Les mots qui ont longtemps été rattachés à l'université tels que "savoir", "recherche", "longue durée", "recul critique" ou encore "approfondissement de l'analyse" sont difficiles à porter à l'extérieur dans un contexte très contraint par des visions à court terme et par un système économique qui promeut la consommation et le divertissement plus que la réflexion et l'exigence. Je ne cherche pas à idéaliser les universités d'antan ou de naguère, qui étaient parfois sclérosées, parfois peu soucieuses des conditions d'apprentissage des étudiant(e)s, et ne favorisaient pas autant qu'elles l'auraient dû l'initiative et le libre examen, surtout au niveau de la licence. Mais malheureusement, c'est au nom des valeurs même de créativité, d'autonomie et d'innovation qu'on met en place des structures et des fonctionnements qui produisent du conformisme et empêchent la liberté de la recherche.

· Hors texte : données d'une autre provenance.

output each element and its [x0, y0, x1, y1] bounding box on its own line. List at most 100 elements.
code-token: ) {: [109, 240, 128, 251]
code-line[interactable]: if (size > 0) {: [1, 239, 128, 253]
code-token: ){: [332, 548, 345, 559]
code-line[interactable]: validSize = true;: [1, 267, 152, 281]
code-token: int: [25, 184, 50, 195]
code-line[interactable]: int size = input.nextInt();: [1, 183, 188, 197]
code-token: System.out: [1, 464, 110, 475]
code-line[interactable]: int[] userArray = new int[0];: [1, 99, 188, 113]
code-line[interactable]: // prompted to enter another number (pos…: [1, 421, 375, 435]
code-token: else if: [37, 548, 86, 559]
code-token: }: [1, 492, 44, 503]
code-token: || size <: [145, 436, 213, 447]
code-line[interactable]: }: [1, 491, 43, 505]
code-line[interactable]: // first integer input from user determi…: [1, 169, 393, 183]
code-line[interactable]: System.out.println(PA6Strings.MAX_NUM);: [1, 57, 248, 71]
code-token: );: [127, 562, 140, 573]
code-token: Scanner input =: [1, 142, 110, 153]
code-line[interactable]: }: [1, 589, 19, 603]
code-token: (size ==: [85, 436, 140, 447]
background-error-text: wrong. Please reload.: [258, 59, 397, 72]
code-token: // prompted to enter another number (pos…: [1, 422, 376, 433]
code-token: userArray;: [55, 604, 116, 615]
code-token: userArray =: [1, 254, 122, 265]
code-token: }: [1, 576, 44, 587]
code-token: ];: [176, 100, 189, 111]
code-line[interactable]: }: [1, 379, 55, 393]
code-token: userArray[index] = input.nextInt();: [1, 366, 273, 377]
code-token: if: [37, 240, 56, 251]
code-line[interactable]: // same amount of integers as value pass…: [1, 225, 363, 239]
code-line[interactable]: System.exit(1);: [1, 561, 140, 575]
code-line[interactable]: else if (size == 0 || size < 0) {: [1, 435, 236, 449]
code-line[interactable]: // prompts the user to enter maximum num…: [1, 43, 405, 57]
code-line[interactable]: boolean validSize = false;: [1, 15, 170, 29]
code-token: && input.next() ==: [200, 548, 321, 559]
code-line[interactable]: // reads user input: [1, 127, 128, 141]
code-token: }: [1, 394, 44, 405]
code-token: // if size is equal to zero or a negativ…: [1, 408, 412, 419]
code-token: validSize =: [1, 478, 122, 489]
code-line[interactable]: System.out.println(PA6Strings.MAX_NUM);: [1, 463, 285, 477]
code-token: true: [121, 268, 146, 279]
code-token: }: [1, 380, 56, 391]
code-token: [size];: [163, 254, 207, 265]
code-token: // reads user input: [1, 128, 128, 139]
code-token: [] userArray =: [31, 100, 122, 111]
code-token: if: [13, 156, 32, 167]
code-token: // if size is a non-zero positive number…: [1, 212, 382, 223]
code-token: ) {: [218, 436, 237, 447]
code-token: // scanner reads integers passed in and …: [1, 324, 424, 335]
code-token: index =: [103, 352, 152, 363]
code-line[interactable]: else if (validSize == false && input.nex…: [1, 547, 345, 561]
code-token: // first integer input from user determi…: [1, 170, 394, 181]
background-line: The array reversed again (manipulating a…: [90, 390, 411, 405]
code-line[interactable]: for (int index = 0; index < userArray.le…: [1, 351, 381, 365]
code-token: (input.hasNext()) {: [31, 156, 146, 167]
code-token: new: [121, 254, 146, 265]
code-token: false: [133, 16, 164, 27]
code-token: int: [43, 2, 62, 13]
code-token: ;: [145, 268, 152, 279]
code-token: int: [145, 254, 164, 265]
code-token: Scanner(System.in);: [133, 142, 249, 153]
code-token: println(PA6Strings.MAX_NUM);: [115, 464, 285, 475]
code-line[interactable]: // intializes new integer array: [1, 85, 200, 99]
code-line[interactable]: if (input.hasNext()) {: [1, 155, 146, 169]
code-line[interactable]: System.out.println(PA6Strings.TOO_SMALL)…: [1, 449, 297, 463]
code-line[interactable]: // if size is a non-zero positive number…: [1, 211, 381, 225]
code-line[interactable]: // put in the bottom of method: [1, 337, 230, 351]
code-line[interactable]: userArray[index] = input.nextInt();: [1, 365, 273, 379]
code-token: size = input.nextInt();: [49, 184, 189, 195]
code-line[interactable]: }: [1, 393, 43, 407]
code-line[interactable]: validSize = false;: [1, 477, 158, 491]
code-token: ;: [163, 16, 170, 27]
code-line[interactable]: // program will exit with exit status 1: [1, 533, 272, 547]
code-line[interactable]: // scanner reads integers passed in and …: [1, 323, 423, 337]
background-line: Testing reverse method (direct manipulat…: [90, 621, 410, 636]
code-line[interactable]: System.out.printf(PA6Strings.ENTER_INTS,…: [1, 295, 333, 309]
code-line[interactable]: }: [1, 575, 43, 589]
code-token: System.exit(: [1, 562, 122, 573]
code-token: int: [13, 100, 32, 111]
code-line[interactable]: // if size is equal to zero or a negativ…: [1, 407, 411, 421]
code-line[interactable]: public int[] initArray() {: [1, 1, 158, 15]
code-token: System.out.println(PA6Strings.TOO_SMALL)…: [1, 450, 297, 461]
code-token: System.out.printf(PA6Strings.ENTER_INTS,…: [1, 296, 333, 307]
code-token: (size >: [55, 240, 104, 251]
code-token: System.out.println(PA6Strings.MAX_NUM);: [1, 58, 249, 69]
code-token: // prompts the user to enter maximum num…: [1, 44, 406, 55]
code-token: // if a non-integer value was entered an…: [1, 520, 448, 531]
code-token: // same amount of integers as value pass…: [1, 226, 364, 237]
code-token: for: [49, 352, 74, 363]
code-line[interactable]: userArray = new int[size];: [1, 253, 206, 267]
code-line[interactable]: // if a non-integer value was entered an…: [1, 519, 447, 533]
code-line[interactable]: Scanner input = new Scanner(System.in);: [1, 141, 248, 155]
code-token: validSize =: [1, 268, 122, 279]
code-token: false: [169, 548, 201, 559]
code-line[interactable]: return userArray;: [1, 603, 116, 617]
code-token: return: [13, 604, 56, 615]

De temps en temps, des chercheurs passionnés, dont les travaux éclairent notre compréhension des sociétés anciennes ou modernes, parviennent à intéresser les médias et, s'adressant à tous les citoyens, nous aident à mieux penser notre devenir collectif. Mais cela reste fugitif et la "société de la connaissance" est un slogan plus qu'une réelle ambition. Comme le souligne le dernier livre du grand linguiste François Rastier, il est urgent qu'apprendre redevienne un projet collectif et que la mission de transmettre et de créer des savoirs redevienne le but premier de l'université.
Le billet de Ghislain Bourdilleau : "La com universitaire face aux étudiants en com"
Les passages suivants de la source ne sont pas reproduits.